Вдруг, как тогда, в Доме Правосудия, меня охватывает злость. «Ты хотела выжить. Ты убила ее ради того, чтобы выжить. А сейчас? Что случилось? Ты уже не хочешь вернуться живой? Даже профи не смогли тебя убить, неужели ты сама разрушишь все, чего добилась и откажешься от своего обещания? Предпочтешь деревянный ящик короне победителя?». Я мысленно даю себе пощечину. «Отвечай!».
Постепенно ко мне возвращается логика и способность ясно мыслить. Несмотря на чувство вины, я так и не поверила до конца в то, что Эмили искренне желает помочь и защитить младшего участника Игр. Мне с детства знакомы принципы и правила, действующие на Арене, и на моей памяти ни разу не случалось, чтобы трибут жертвовал собой ради союзника, даже если они из одного Дистрикта. Объединяясь, игроки всегда преследовали какую-то цель и, стоило им ее достичь, как они вновь становились врагами и не останавливались ни перед чем, чтобы убить вчерашнего напарника. Любой союз был временным: как только остальные соперники были мертвы, бывшие друзья принимались друг за друга, напрочь забыв о связывающих их узах. Рано или поздно это ждало бы и нас с Эмили: либо ее убил бы кто-то из профи или оставшихся трибутов, либо это пришлось бы сделать мне. И кто знает, смогла ли я поднять на нее руку после всего, что мы пережили вместе?

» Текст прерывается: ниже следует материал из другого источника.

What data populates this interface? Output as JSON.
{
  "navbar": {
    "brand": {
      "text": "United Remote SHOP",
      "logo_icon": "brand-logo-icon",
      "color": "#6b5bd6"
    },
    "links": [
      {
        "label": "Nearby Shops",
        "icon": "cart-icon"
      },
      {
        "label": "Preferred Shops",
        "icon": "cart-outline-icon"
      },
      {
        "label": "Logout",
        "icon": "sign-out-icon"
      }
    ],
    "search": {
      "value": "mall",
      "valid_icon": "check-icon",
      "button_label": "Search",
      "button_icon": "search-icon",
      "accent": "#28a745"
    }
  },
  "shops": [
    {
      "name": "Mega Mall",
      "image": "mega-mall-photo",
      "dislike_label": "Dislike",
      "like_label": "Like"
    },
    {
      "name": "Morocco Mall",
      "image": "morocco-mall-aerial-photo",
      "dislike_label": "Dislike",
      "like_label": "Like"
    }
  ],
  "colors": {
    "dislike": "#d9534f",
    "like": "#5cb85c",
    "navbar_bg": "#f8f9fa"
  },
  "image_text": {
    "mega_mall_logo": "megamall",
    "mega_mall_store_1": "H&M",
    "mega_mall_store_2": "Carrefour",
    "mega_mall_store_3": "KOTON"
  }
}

Я и сейчас испытываю чувство вины, хотя была знакома с ней несколько минут — что было бы, проведи я с ней хоть пару дней? Нет ответа. Узы, связывающие людей перед лицом смерти, не так просто разорвать.

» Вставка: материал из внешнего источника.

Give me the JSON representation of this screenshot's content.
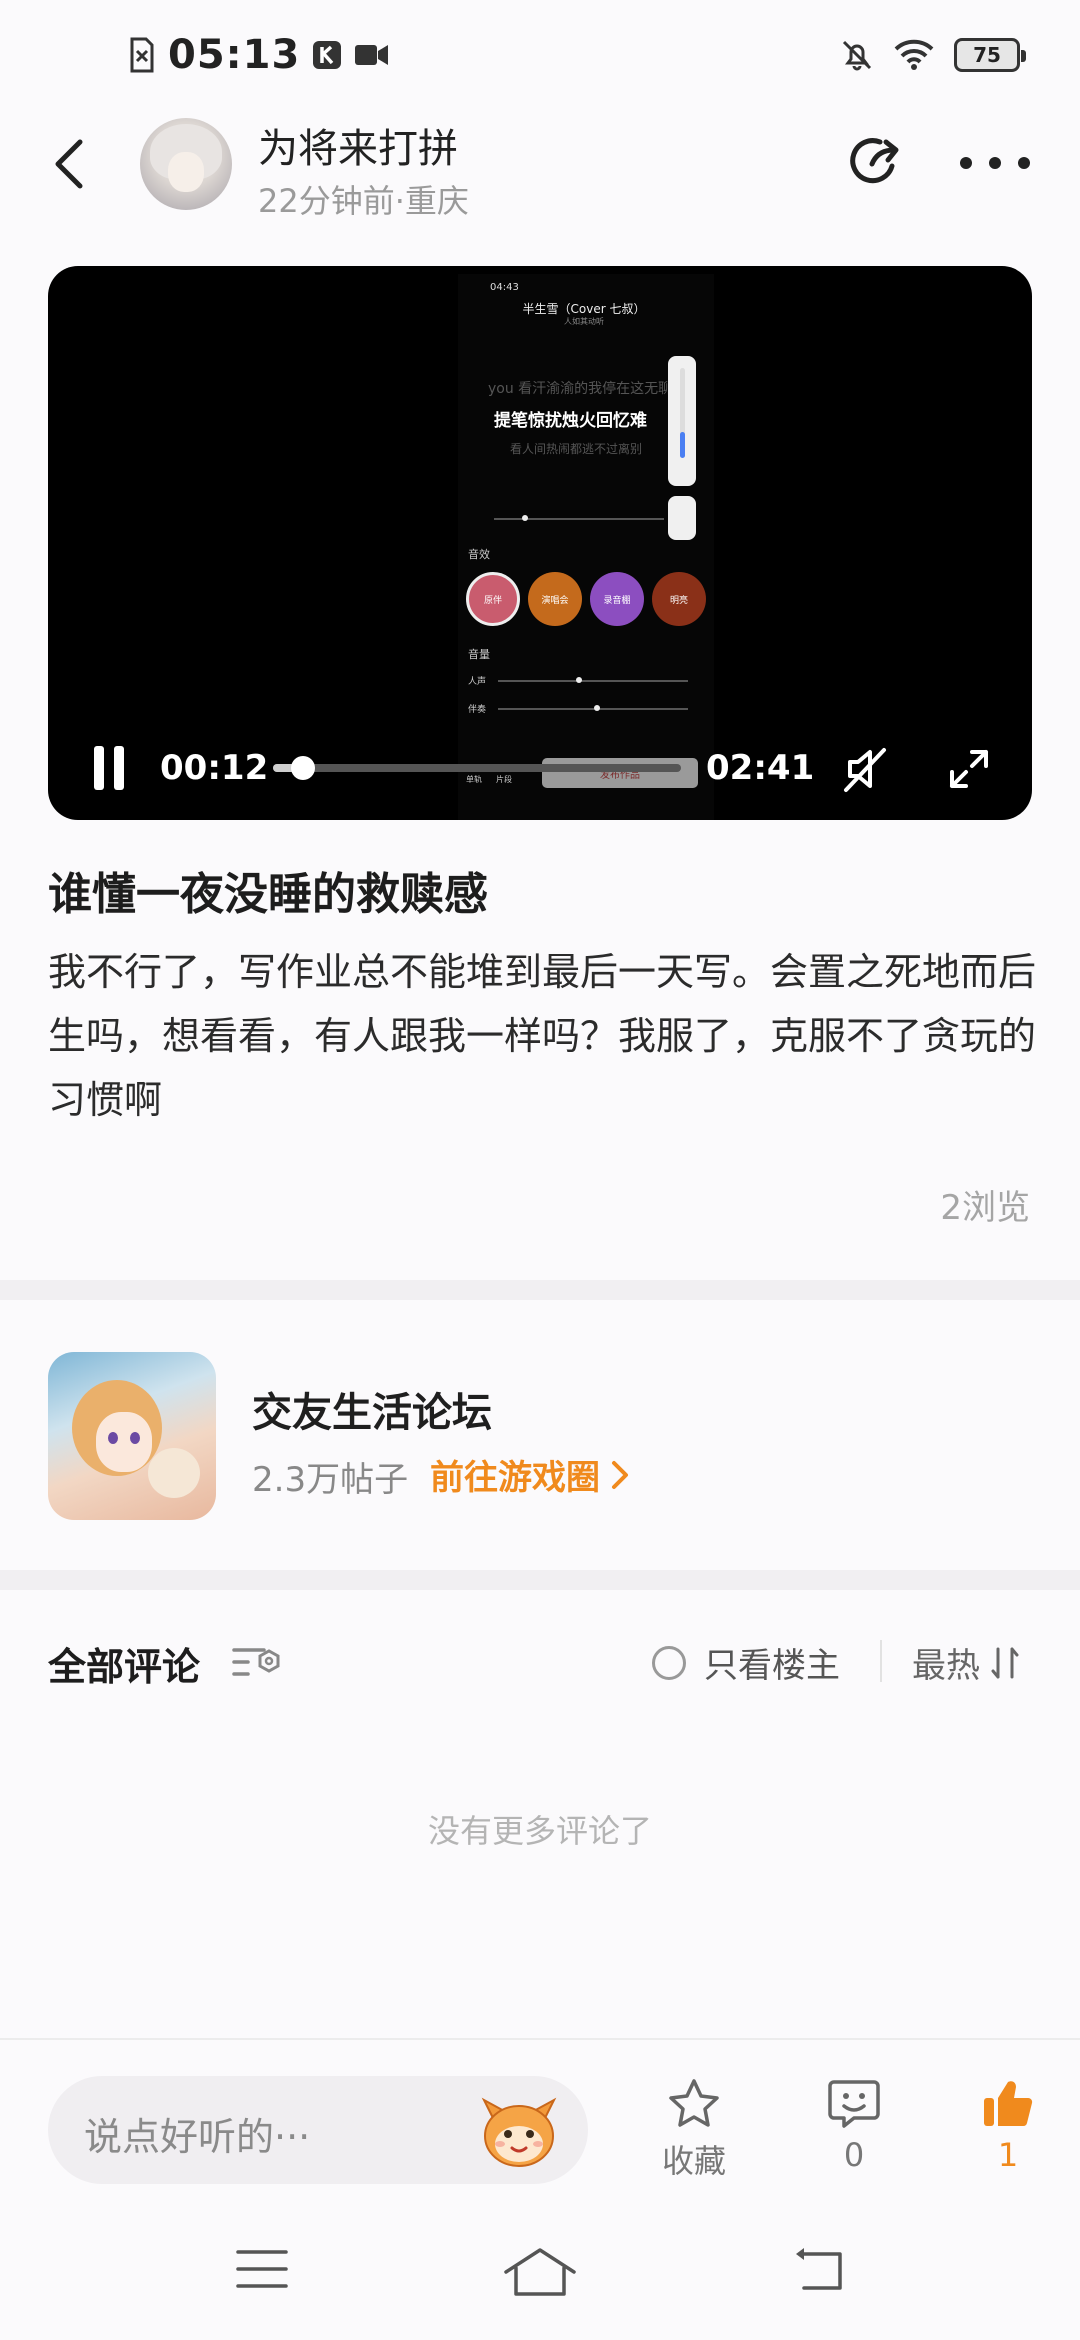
{
  "status_bar": {
    "time": "05:13",
    "battery": "75",
    "icons": [
      "sim-off-icon",
      "k-app-icon",
      "video-record-icon",
      "bell-off-icon",
      "wifi-icon",
      "battery-icon"
    ]
  },
  "header": {
    "user_name": "为将来打拼",
    "meta": "22分钟前·重庆",
    "icons": [
      "back-icon",
      "share-icon",
      "more-icon"
    ]
  },
  "video": {
    "current_time": "00:12",
    "duration": "02:41",
    "progress": 0.074,
    "embedded_screen": {
      "time": "04:43",
      "song_title": "半生雪（Cover 七叔）",
      "artist": "人如其动听",
      "lyric_prev": "you 看汗渝渝的我停在这无聊",
      "lyric_current": "提笔惊扰烛火回忆难",
      "lyric_next": "看人间热闹都逃不过离别",
      "section_effects": "音效",
      "effect_1": "原伴",
      "effect_2": "演唱会",
      "effect_3": "录音棚",
      "effect_4": "明亮",
      "section_volume": "音量",
      "vocal_label": "人声",
      "accomp_label": "伴奏",
      "publish_label": "发布作品",
      "bottom_1": "单轨",
      "bottom_2": "片段"
    }
  },
  "post": {
    "title": "谁懂一夜没睡的救赎感",
    "body": "我不行了，写作业总不能堆到最后一天写。会置之死地而后生吗，想看看，有人跟我一样吗？我服了，克服不了贪玩的习惯啊",
    "views": "2浏览"
  },
  "forum": {
    "name": "交友生活论坛",
    "posts": "2.3万帖子",
    "link": "前往游戏圈"
  },
  "comments": {
    "title": "全部评论",
    "only_owner": "只看楼主",
    "sort": "最热",
    "empty_text": "没有更多评论了"
  },
  "bottom_bar": {
    "input_placeholder": "说点好听的···",
    "favorite_label": "收藏",
    "comment_count": "0",
    "like_count": "1"
  },
  "colors": {
    "accent": "#f08a1d",
    "video_bg": "#000000",
    "muted_text": "#9a9a9a"
  }
}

Внезапно мои мысли обращаются к Капитолию и Распорядителям. Представляю, как повеселились Организаторы, наблюдая за мной: зрителям ведь только и нужно, что зрелище, а я его им обеспечиваю практически с первого дня Игр. Умом понимаю, что все случившееся на Арене — вина Капитолия; мы убиваем друг друга по его прихоти, просто для развлечения заскучавших жителей и для того, чтобы потешить самолюбие Сноу.
Тем не менее, Организаторы дают выбор, пусть нам и не нравятся предложенные варианты. Мы можем убивать, чтобы выжить самим, быть убитыми другими, более сильными и выносливыми трибутами, или же совершить самоубийство на глазах зрителей, в знак протеста против всего мира. Другой вопрос — не будет ли подобный поступок расценен как слабость? Не зря говорят — выживает сильнейший, и не важно, силен ли он физически, или в нем сильно желание жить. Неужели после всех хлопот, которые я доставила Распорядителям, я смогу так легко сдаться и умереть, как они того желали? Ни за что. Единственное оставшееся у меня желание — взглянуть в глаза президенту и Сенеке во время коронования пятнадцатилетней победительницы. Ради такого стоит дожить до финала.